Передник, прикрывавший корсаж, удерживался на лямках, подколотых большими булавками. Белые руки Мари натерли землей, чтобы придать им более естественный оттенок. В таком виде она стала неузнаваема для всех, в том числе и для Карваля — ее злейшего врага.
Через полчаса обряд переодевания закончился. За окнами брезжил рассвет. Часы на здании муниципалитета пробили семь, когда наши друзья, тепло попрощавшись с хозяйкой, незаметно покинули город.
Сначала нужно было выбраться на дорогу, соединяющую Одьерн и Дуарнене. Кернан отлично знал эти места. Он повел маленький отряд обходными тропами, что несколько удлиняло путь, зато делало его более безопасным. Они шли медленно; Мари еле передвигала ноги, опираясь то на руку Кернана, то на руку своего отца. Каждый шаг стоил ей невероятных усилий. Воздух свободы, которого она так долго была лишена в заключении, теперь кружил ей голову, как хорошее вино.
На исходе второго часа Мари остановилась и попросила своих спутников сделать небольшую передышку.
— Нам не успеть до вечера, — сказал Кернан.
— Да, — ответил юноша, — придется попроситься к кому-нибудь на ночлег.
— Я не доверяю домам, — возразил бретонец, — и предпочел бы провести несколько часов в придорожных зарослях.
— Пойдемте, друзья мои, — промолвила Мари спустя четверть часа, — я еще способна сделать несколько шагов.

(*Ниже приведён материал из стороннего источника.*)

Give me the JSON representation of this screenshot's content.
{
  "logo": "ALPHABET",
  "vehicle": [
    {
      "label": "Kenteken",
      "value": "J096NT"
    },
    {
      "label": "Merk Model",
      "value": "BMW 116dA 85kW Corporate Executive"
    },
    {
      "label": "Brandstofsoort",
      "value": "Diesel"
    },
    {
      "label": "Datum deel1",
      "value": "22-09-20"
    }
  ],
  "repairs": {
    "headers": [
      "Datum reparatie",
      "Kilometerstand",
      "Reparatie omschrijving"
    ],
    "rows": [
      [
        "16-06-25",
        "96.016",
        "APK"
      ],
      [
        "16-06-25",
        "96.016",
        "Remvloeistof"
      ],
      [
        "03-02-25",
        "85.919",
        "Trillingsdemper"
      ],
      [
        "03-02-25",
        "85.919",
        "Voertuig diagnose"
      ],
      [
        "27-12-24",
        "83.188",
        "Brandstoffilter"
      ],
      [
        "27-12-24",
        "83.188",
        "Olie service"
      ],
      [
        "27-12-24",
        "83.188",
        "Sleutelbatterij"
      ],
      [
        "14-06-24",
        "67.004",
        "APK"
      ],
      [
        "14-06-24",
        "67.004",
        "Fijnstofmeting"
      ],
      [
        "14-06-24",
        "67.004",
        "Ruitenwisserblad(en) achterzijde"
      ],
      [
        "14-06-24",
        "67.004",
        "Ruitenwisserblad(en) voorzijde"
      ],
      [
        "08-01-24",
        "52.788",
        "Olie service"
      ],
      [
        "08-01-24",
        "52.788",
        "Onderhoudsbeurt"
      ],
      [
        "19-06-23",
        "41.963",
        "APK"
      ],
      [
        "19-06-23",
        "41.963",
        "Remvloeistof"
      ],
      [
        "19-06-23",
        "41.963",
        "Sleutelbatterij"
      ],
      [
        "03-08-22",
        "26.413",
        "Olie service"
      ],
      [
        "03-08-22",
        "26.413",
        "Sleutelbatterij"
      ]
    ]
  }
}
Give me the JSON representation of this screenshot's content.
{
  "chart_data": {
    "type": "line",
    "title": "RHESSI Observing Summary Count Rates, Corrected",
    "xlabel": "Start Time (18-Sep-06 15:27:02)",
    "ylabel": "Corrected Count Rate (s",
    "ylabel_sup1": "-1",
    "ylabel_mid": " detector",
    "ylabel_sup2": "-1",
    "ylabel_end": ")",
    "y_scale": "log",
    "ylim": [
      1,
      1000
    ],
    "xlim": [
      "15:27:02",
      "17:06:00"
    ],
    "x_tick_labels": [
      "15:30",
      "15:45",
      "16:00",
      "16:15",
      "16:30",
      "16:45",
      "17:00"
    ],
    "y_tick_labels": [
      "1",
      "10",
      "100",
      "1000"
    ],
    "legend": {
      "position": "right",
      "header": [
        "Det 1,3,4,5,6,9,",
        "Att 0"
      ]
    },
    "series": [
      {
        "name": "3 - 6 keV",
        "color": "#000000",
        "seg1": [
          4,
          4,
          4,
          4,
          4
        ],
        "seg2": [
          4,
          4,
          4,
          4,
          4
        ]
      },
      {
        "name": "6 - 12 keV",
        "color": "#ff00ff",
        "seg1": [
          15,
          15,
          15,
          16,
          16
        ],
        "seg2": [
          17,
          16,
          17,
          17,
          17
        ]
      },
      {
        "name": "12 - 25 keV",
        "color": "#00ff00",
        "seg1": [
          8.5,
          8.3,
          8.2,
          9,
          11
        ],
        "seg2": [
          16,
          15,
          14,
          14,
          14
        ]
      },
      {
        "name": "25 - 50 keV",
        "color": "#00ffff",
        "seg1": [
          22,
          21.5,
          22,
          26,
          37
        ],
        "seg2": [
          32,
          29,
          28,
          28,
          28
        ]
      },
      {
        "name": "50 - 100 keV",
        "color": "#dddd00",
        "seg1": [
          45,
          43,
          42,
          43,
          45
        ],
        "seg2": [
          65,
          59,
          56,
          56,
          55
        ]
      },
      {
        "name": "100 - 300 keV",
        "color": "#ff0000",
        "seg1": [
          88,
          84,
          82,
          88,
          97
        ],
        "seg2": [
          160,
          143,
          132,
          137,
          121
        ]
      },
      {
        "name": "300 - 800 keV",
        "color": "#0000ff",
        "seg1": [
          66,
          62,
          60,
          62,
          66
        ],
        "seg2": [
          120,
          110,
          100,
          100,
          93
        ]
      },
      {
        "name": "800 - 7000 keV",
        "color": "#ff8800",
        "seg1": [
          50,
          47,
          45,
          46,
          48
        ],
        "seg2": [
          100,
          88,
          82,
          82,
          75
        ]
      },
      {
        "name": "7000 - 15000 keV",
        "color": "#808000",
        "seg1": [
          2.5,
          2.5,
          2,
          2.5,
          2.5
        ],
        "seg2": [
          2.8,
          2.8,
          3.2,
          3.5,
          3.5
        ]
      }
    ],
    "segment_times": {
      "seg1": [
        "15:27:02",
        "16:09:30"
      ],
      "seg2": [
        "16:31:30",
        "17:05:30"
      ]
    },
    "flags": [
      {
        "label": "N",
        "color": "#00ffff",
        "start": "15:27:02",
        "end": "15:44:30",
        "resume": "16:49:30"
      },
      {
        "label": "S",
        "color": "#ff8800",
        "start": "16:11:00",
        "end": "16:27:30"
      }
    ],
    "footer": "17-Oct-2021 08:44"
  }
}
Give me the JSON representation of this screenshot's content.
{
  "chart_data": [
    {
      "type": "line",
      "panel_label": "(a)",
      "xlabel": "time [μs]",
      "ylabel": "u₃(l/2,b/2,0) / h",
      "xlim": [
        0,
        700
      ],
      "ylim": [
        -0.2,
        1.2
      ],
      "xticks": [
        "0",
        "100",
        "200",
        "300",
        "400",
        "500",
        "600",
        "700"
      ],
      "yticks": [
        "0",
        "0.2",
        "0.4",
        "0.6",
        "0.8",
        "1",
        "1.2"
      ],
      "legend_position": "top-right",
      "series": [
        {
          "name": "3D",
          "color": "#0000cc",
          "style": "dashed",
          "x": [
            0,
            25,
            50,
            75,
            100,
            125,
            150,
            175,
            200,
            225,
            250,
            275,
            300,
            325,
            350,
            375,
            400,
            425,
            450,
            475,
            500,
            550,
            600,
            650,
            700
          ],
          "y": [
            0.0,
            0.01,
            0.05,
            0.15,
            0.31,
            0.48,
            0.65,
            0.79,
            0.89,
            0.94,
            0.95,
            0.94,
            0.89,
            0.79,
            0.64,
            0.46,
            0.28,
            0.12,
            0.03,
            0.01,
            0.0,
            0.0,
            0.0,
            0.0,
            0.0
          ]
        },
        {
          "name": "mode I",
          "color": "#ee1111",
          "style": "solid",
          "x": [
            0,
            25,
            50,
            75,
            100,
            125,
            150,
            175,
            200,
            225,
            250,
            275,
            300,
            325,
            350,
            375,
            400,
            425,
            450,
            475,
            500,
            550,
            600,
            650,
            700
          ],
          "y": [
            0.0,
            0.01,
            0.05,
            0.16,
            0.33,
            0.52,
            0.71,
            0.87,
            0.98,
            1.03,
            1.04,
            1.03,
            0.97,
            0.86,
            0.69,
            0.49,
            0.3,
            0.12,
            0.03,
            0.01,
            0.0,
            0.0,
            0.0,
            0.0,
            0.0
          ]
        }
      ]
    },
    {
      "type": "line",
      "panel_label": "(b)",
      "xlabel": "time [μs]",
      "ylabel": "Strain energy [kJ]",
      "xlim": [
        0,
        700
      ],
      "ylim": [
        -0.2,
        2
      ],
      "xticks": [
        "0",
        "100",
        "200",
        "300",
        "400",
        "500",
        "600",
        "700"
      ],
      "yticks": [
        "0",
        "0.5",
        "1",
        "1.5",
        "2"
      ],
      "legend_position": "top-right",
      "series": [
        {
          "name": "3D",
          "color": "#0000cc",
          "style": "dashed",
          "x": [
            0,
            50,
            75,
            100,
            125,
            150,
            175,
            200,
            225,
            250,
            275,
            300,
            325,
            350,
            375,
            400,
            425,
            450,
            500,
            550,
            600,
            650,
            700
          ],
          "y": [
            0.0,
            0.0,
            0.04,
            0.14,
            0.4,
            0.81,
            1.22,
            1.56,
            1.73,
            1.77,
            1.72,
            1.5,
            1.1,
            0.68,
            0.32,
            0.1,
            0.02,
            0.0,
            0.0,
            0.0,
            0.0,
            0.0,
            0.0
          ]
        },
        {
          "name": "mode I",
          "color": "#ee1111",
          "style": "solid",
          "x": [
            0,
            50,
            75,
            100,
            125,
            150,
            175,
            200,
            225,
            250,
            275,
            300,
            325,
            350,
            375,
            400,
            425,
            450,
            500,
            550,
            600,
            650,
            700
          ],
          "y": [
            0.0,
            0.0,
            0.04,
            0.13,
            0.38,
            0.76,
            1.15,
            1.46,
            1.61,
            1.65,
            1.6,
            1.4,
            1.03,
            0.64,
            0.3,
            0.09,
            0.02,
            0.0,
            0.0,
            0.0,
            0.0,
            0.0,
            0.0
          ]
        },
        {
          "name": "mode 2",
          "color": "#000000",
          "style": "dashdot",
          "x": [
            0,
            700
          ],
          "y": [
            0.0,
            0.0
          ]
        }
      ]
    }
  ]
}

Когда я совсем не смогу идти, я скажу вам.
Маленький отряд снова двинулся в путь. Снег прекратился, но холод давал о себе знать. Кернан скинул с себя козий полушубок и укрыл им плечи девушки.
К одиннадцати часам утра путники преодолели не более двух лье. Они не миновали еще деревню Плонеис. Окрестности были совершенно пустынны; ни одной соломенной хижины — всюду, насколько хватало глаз, расстилались поля, укрытые снегом. Мари теперь не могла сделать ни шагу. Кернану пришлось нести ее на руках; бедняжка, больше не согреваемая ходьбой, была холодна как лед. Граф и шевалье скинули свои куртки и тщательно укутали ноги девушки.
В конце концов, свернув с проезжей дороги, они достигли деревушки Керминьи. До Дуарнене оставалось всего полтора лье, но ударил такой мороз, что путники вынуждены были остановиться. Мари теряла сознание.
— Нельзя продолжать путь, — сказал Кернан. — Ей нужно отдохнуть хоть несколько часов.
Граф присел на обочине дороги, держа свою дочь на руках. Напрасно старался он согреть ее своими поцелуями.
— Что делать? Что делать? — повторял Кернан. — Все же я не хочу просить убежища у людей, которые потом предадут нас.
— Как, — воскликнул граф в отчаянии, — неужели же в округе не отыщется ни одна добрая душа, которая бы сжалилась над нами?
— Увы! — ответил шевалье. — Обращаться к крестьянам — все равно что идти на верную смерть. Республиканские солдаты беспощадны к тем, кто дает приют изгнанникам: таким отрубают уши и отправляют на эшафот при малейшем подозрении.
— Господин де Треголан прав, — заметил Кернан. — Взывать к ним — означало бы подвергнуть риску не только наши жизни, что в общем-то не столь важно, но жизнь этого ребенка!
— Кернан, — сказал граф, — я знаю одно: моя дочь не сможет провести ночь под открытым небом. Она умрет от холода!
— Ну так, — выступил вперед шевалье, — я отправлюсь в деревню и выясню, действительно ли убил страх все добрые чувства в сердцах бретонских крестьян!
— Идите, господин де Треголан, — воскликнул граф, заламывая руки, — идите и еще раз спасите жизнь моей дочери!